A Synthetic Ensemble of Global Ocean Chlorophyll Concentration

Geneviève Elsworth, NASA Goddard Space Flight Center, Global Modeling and Assimilation Office, Greenbelt, MD, United States, Nicole S Lovenduski, University of Colorado, Department of Atmospheric and Oceanic Sciences, Boulder, CO, United States, Karen A McKinnon, University of California Los Angeles, Departments of Statistics, Institute of the Environment and Sustainability, Los Angeles, CA, United States and Riley Xavier Brady, University of Colorado at Boulder, Department of Atmospheric and Oceanic Sciences, Boulder, CO, United States
Abstract:
Ocean primary production constitutes approximately half of global biospheric production, affecting both fisheries productivity and biogeochemical cycling.

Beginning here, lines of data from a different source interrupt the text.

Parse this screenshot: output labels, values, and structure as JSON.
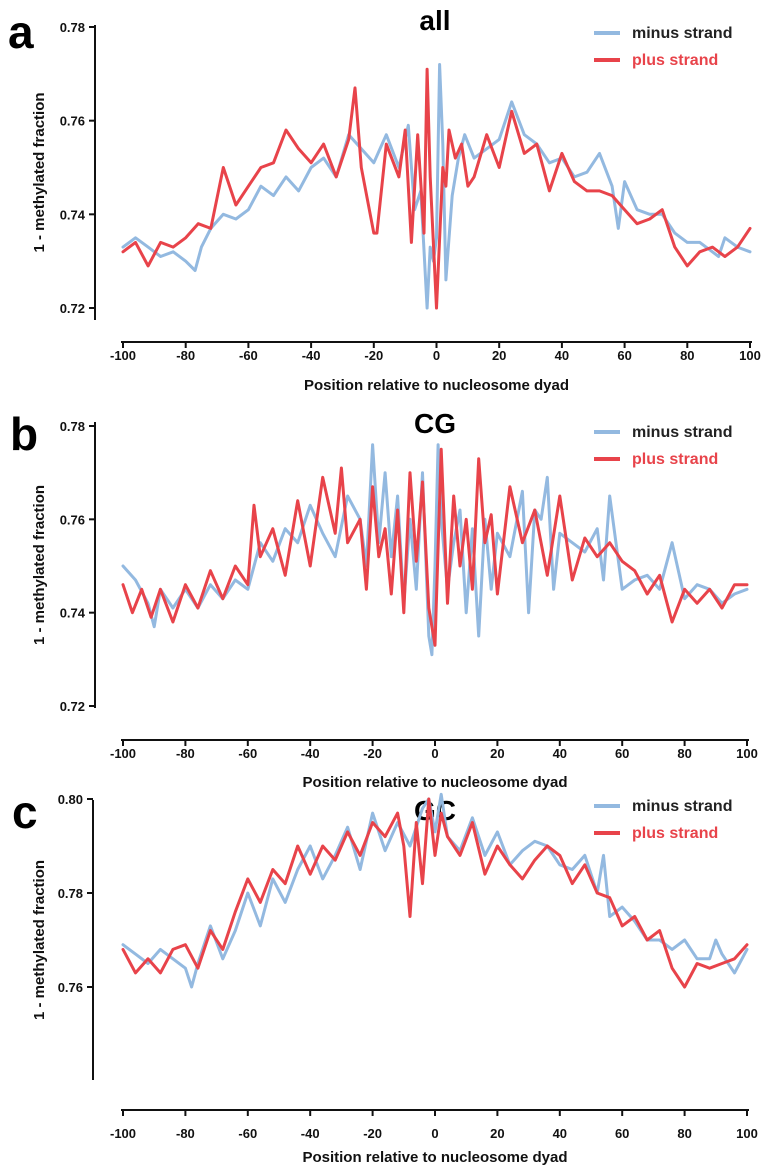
{
  "colors": {
    "minus": "#93b9e0",
    "plus": "#e8434a",
    "axis": "#111111"
  },
  "chart_data": [
    {
      "type": "line",
      "panel_label": "a",
      "title": "all",
      "xlabel": "Position relative to nucleosome dyad",
      "ylabel": "1 - methylated fraction",
      "xlim": [
        -100,
        100
      ],
      "ylim": [
        0.72,
        0.78
      ],
      "xticks": [
        -100,
        -80,
        -60,
        -40,
        -20,
        0,
        20,
        40,
        60,
        80,
        100
      ],
      "xtick_labels": [
        "-100",
        "-80",
        "-60",
        "-40",
        "-20",
        "0",
        "20",
        "40",
        "60",
        "80",
        "100"
      ],
      "yticks": [
        0.72,
        0.74,
        0.76,
        0.78
      ],
      "ytick_labels": [
        "0.72",
        "0.74",
        "0.76",
        "0.78"
      ],
      "grid": false,
      "legend_position": "top-right",
      "series": [
        {
          "name": "minus strand",
          "color": "#93b9e0",
          "x": [
            -100,
            -96,
            -92,
            -88,
            -84,
            -80,
            -77,
            -75,
            -72,
            -68,
            -64,
            -60,
            -56,
            -52,
            -48,
            -44,
            -40,
            -36,
            -32,
            -28,
            -24,
            -20,
            -16,
            -12,
            -9,
            -7,
            -5,
            -3,
            -2,
            -1,
            0,
            1,
            2,
            3,
            5,
            7,
            9,
            12,
            16,
            20,
            24,
            28,
            32,
            36,
            40,
            44,
            48,
            52,
            56,
            58,
            60,
            64,
            68,
            72,
            76,
            80,
            84,
            88,
            90,
            92,
            96,
            100
          ],
          "y": [
            0.733,
            0.735,
            0.733,
            0.731,
            0.732,
            0.73,
            0.728,
            0.733,
            0.737,
            0.74,
            0.739,
            0.741,
            0.746,
            0.744,
            0.748,
            0.745,
            0.75,
            0.752,
            0.748,
            0.757,
            0.754,
            0.751,
            0.757,
            0.75,
            0.759,
            0.741,
            0.745,
            0.72,
            0.733,
            0.73,
            0.735,
            0.772,
            0.755,
            0.726,
            0.744,
            0.752,
            0.757,
            0.752,
            0.754,
            0.756,
            0.764,
            0.757,
            0.755,
            0.751,
            0.752,
            0.748,
            0.749,
            0.753,
            0.746,
            0.737,
            0.747,
            0.741,
            0.74,
            0.74,
            0.736,
            0.734,
            0.734,
            0.732,
            0.731,
            0.735,
            0.733,
            0.732
          ]
        },
        {
          "name": "plus strand",
          "color": "#e8434a",
          "x": [
            -100,
            -96,
            -92,
            -88,
            -84,
            -80,
            -76,
            -72,
            -68,
            -64,
            -60,
            -56,
            -52,
            -48,
            -44,
            -40,
            -36,
            -32,
            -28,
            -26,
            -24,
            -20,
            -19,
            -16,
            -12,
            -10,
            -8,
            -6,
            -4,
            -3,
            -2,
            0,
            2,
            3,
            4,
            6,
            8,
            10,
            12,
            16,
            20,
            24,
            28,
            32,
            36,
            40,
            44,
            48,
            52,
            56,
            60,
            64,
            68,
            72,
            76,
            80,
            84,
            88,
            92,
            96,
            100
          ],
          "y": [
            0.732,
            0.734,
            0.729,
            0.734,
            0.733,
            0.735,
            0.738,
            0.737,
            0.75,
            0.742,
            0.746,
            0.75,
            0.751,
            0.758,
            0.754,
            0.751,
            0.755,
            0.748,
            0.756,
            0.767,
            0.75,
            0.736,
            0.736,
            0.755,
            0.748,
            0.758,
            0.734,
            0.757,
            0.736,
            0.771,
            0.748,
            0.72,
            0.75,
            0.746,
            0.758,
            0.752,
            0.755,
            0.746,
            0.748,
            0.757,
            0.75,
            0.762,
            0.753,
            0.755,
            0.745,
            0.753,
            0.747,
            0.745,
            0.745,
            0.744,
            0.741,
            0.738,
            0.739,
            0.741,
            0.733,
            0.729,
            0.732,
            0.733,
            0.731,
            0.733,
            0.737
          ]
        }
      ]
    },
    {
      "type": "line",
      "panel_label": "b",
      "title": "CG",
      "xlabel": "Position relative to nucleosome dyad",
      "ylabel": "1 - methylated fraction",
      "xlim": [
        -100,
        100
      ],
      "ylim": [
        0.72,
        0.78
      ],
      "xticks": [
        -100,
        -80,
        -60,
        -40,
        -20,
        0,
        20,
        40,
        60,
        80,
        100
      ],
      "xtick_labels": [
        "-100",
        "-80",
        "-60",
        "-40",
        "-20",
        "0",
        "20",
        "40",
        "60",
        "80",
        "100"
      ],
      "yticks": [
        0.72,
        0.74,
        0.76,
        0.78
      ],
      "ytick_labels": [
        "0.72",
        "0.74",
        "0.76",
        "0.78"
      ],
      "grid": false,
      "legend_position": "top-right",
      "series": [
        {
          "name": "minus strand",
          "color": "#93b9e0",
          "x": [
            -100,
            -96,
            -92,
            -90,
            -88,
            -84,
            -80,
            -76,
            -72,
            -68,
            -64,
            -60,
            -56,
            -52,
            -48,
            -44,
            -40,
            -36,
            -32,
            -28,
            -24,
            -22,
            -20,
            -18,
            -16,
            -14,
            -12,
            -10,
            -8,
            -6,
            -4,
            -2,
            -1,
            0,
            1,
            2,
            4,
            6,
            8,
            10,
            12,
            14,
            16,
            18,
            20,
            24,
            28,
            30,
            32,
            34,
            36,
            38,
            40,
            44,
            48,
            52,
            54,
            56,
            60,
            64,
            68,
            72,
            76,
            80,
            84,
            88,
            92,
            96,
            100
          ],
          "y": [
            0.75,
            0.747,
            0.742,
            0.737,
            0.745,
            0.741,
            0.745,
            0.741,
            0.746,
            0.743,
            0.747,
            0.745,
            0.755,
            0.751,
            0.758,
            0.755,
            0.763,
            0.757,
            0.752,
            0.765,
            0.76,
            0.75,
            0.776,
            0.755,
            0.77,
            0.752,
            0.765,
            0.742,
            0.76,
            0.745,
            0.77,
            0.735,
            0.731,
            0.75,
            0.776,
            0.76,
            0.745,
            0.755,
            0.762,
            0.74,
            0.758,
            0.735,
            0.76,
            0.745,
            0.757,
            0.752,
            0.766,
            0.74,
            0.762,
            0.76,
            0.769,
            0.745,
            0.757,
            0.755,
            0.753,
            0.758,
            0.747,
            0.765,
            0.745,
            0.747,
            0.748,
            0.745,
            0.755,
            0.743,
            0.746,
            0.745,
            0.742,
            0.744,
            0.745
          ]
        },
        {
          "name": "plus strand",
          "color": "#e8434a",
          "x": [
            -100,
            -97,
            -94,
            -91,
            -88,
            -84,
            -80,
            -76,
            -72,
            -68,
            -64,
            -60,
            -58,
            -56,
            -52,
            -48,
            -44,
            -40,
            -36,
            -32,
            -30,
            -28,
            -24,
            -22,
            -20,
            -18,
            -16,
            -14,
            -12,
            -10,
            -8,
            -6,
            -4,
            -2,
            0,
            2,
            4,
            6,
            8,
            10,
            12,
            14,
            16,
            18,
            20,
            24,
            28,
            32,
            36,
            40,
            44,
            48,
            52,
            56,
            60,
            64,
            68,
            72,
            76,
            80,
            84,
            88,
            92,
            96,
            100
          ],
          "y": [
            0.746,
            0.74,
            0.745,
            0.739,
            0.745,
            0.738,
            0.746,
            0.741,
            0.749,
            0.743,
            0.75,
            0.746,
            0.763,
            0.752,
            0.758,
            0.748,
            0.764,
            0.75,
            0.769,
            0.757,
            0.771,
            0.755,
            0.76,
            0.745,
            0.767,
            0.752,
            0.758,
            0.744,
            0.762,
            0.74,
            0.77,
            0.751,
            0.768,
            0.741,
            0.733,
            0.775,
            0.742,
            0.765,
            0.75,
            0.76,
            0.745,
            0.773,
            0.755,
            0.761,
            0.744,
            0.767,
            0.755,
            0.762,
            0.748,
            0.765,
            0.747,
            0.756,
            0.752,
            0.755,
            0.751,
            0.749,
            0.744,
            0.748,
            0.738,
            0.745,
            0.742,
            0.745,
            0.741,
            0.746,
            0.746
          ]
        }
      ]
    },
    {
      "type": "line",
      "panel_label": "c",
      "title": "GC",
      "xlabel": "Position relative to nucleosome dyad",
      "ylabel": "1 - methylated fraction",
      "xlim": [
        -100,
        100
      ],
      "ylim": [
        0.75,
        0.81
      ],
      "xticks": [
        -100,
        -80,
        -60,
        -40,
        -20,
        0,
        20,
        40,
        60,
        80,
        100
      ],
      "xtick_labels": [
        "-100",
        "-80",
        "-60",
        "-40",
        "-20",
        "0",
        "20",
        "40",
        "60",
        "80",
        "100"
      ],
      "yticks": [
        0.76,
        0.78,
        0.8
      ],
      "ytick_labels": [
        "0.76",
        "0.78",
        "0.80"
      ],
      "grid": false,
      "legend_position": "top-right",
      "series": [
        {
          "name": "minus strand",
          "color": "#93b9e0",
          "x": [
            -100,
            -96,
            -92,
            -88,
            -84,
            -80,
            -78,
            -76,
            -72,
            -68,
            -64,
            -60,
            -56,
            -52,
            -48,
            -44,
            -40,
            -36,
            -32,
            -28,
            -24,
            -20,
            -16,
            -12,
            -8,
            -4,
            -2,
            0,
            2,
            4,
            8,
            12,
            16,
            20,
            24,
            28,
            32,
            36,
            40,
            44,
            48,
            52,
            54,
            56,
            60,
            64,
            68,
            72,
            76,
            80,
            84,
            88,
            90,
            92,
            96,
            100
          ],
          "y": [
            0.769,
            0.767,
            0.765,
            0.768,
            0.766,
            0.764,
            0.76,
            0.765,
            0.773,
            0.766,
            0.772,
            0.78,
            0.773,
            0.783,
            0.778,
            0.785,
            0.79,
            0.783,
            0.788,
            0.794,
            0.785,
            0.797,
            0.789,
            0.795,
            0.79,
            0.798,
            0.8,
            0.793,
            0.801,
            0.792,
            0.789,
            0.796,
            0.788,
            0.793,
            0.786,
            0.789,
            0.791,
            0.79,
            0.786,
            0.785,
            0.788,
            0.78,
            0.788,
            0.775,
            0.777,
            0.774,
            0.77,
            0.77,
            0.768,
            0.77,
            0.766,
            0.766,
            0.77,
            0.767,
            0.763,
            0.768
          ]
        },
        {
          "name": "plus strand",
          "color": "#e8434a",
          "x": [
            -100,
            -96,
            -92,
            -88,
            -84,
            -80,
            -76,
            -72,
            -68,
            -64,
            -60,
            -56,
            -52,
            -48,
            -44,
            -40,
            -36,
            -32,
            -28,
            -24,
            -20,
            -16,
            -12,
            -10,
            -8,
            -6,
            -4,
            -2,
            0,
            2,
            4,
            8,
            12,
            16,
            20,
            24,
            28,
            32,
            36,
            40,
            44,
            48,
            52,
            56,
            60,
            64,
            68,
            72,
            76,
            80,
            84,
            88,
            92,
            96,
            100
          ],
          "y": [
            0.768,
            0.763,
            0.766,
            0.763,
            0.768,
            0.769,
            0.764,
            0.772,
            0.768,
            0.776,
            0.783,
            0.778,
            0.785,
            0.782,
            0.79,
            0.784,
            0.79,
            0.787,
            0.793,
            0.788,
            0.795,
            0.792,
            0.797,
            0.79,
            0.775,
            0.795,
            0.782,
            0.8,
            0.788,
            0.797,
            0.792,
            0.788,
            0.795,
            0.784,
            0.79,
            0.786,
            0.783,
            0.787,
            0.79,
            0.788,
            0.782,
            0.786,
            0.78,
            0.779,
            0.773,
            0.775,
            0.77,
            0.772,
            0.764,
            0.76,
            0.765,
            0.764,
            0.765,
            0.766,
            0.769
          ]
        }
      ]
    }
  ]
}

Although climate change is predicted to affect the ocean’s biological productivity, the extent of the global impact is poorly quantified. Assessing changes in the ocean biosphere using remote sensing data is challenged by the relatively short length of the observational record, restricting our ability to disentangle fluctuations in internal variability from forced anthropogenic trends. Additionally, the majority of ocean circulation models with embedded biogeochemistry do not skillfully predict observational records of ocean chlorophyll at ocean time series locations. To overcome these limitations, we have constructed a synthetic ensemble of global ocean chlorophyll concentration. By employing statistical resampling methods to the SeaWiFS and MODIS ocean color datasets and creating surrogate climate modes of ENSO and PDO, we quantify the range of internal climate variability in the 20 year observational record and create multiple alternate realities for the possible evolution of the ocean biosphere over time. Our synthetic ensemble can be used for a variety of purposes, including diagnosing patterns of internal variability and emergence of anthropogenic trends in observed chlorophyll, and validating Earth system model representation of such variability.